Database Setup: Loading cleaned data into a working database.

2. Processing: Preparing the Data

Our data team revisits the research checklist and conducts detailed cleaning. This includes but is not limited to:

Placeholder Removal: Replacing placeholders like “N/A” with “NULL”.
Geocoding: Adding latitude and longitude to address data.
Georeferencing: Aligning location data with mySidewalk geographies.

We also perform advanced transformations like:

Harmonization: Standardizing Census tract data across different years.
Aggregation: Summarizing point data for larger geographies.
Apportionment: Using spatial math to align data with specific geographic boundaries.
Projection: Calculating data for future time periods using the published raw values.
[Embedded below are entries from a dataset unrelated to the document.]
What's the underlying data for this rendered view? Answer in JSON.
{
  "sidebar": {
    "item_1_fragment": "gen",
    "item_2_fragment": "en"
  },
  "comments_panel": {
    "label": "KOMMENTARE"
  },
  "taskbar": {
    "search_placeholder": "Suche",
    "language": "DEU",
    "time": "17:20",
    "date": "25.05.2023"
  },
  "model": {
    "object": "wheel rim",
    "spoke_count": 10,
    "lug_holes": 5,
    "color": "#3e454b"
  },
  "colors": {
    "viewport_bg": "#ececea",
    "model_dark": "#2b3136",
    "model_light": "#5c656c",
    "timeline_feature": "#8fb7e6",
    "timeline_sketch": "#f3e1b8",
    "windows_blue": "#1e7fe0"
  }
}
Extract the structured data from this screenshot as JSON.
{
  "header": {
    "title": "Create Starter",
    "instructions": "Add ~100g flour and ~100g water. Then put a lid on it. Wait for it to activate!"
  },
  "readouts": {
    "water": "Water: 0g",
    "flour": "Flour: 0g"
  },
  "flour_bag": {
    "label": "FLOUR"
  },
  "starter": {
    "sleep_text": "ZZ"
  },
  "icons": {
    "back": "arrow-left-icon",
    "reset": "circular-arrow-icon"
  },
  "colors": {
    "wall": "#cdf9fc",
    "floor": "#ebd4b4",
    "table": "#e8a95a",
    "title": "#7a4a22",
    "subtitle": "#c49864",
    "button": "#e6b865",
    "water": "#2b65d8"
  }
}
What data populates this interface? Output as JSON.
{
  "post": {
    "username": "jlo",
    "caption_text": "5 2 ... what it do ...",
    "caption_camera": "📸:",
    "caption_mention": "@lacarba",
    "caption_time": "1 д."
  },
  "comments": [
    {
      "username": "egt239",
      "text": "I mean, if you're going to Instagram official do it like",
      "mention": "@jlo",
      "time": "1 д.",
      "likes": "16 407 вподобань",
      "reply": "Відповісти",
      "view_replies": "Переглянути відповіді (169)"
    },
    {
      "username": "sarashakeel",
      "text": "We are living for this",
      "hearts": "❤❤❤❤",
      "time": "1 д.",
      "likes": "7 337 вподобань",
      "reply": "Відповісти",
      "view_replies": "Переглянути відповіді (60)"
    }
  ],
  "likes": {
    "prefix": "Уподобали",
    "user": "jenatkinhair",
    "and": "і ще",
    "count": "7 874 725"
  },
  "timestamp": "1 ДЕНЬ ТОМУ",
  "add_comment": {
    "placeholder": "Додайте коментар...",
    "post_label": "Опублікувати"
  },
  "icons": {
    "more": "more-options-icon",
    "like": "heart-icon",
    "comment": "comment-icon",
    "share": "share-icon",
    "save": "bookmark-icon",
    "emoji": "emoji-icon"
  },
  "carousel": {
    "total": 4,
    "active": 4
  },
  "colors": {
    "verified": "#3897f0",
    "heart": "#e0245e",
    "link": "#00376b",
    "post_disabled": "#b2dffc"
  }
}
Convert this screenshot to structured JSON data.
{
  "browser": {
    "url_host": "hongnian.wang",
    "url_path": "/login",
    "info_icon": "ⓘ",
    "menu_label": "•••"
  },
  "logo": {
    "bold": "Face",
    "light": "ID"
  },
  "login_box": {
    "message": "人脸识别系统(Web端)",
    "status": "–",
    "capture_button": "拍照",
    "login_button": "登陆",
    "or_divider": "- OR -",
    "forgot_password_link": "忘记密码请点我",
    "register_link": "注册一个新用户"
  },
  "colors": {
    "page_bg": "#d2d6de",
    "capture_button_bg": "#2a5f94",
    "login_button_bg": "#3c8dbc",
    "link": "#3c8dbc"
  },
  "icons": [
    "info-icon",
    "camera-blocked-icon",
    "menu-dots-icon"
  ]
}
Quality Assurance (QA) Process

Once built, the data undergoes an extensive QA process to ensure accuracy and reliability. Key checks include:

Valid Nulls and Zeros: Reviewing missing data and zero values to confirm whether they represent valid data points or placeholders for unknown data.
Basic Calculations: Ensuring that aggregated values align. For instance, if a dataset has six categories, their combined total should match the overall dataset total.
Basic Logic: Verifying data ranges and numeracy against documentation. For example, an index ranging from 0 to 1 should have all values within this range. Similarly, a count of 1 million doctors in Washington D.C. would be flagged since the city’s population is lower than this number.
Nesting: Validating hierarchical geographic data. For example, ensuring that all census block group values aggregate correctly to match the value for a census tract.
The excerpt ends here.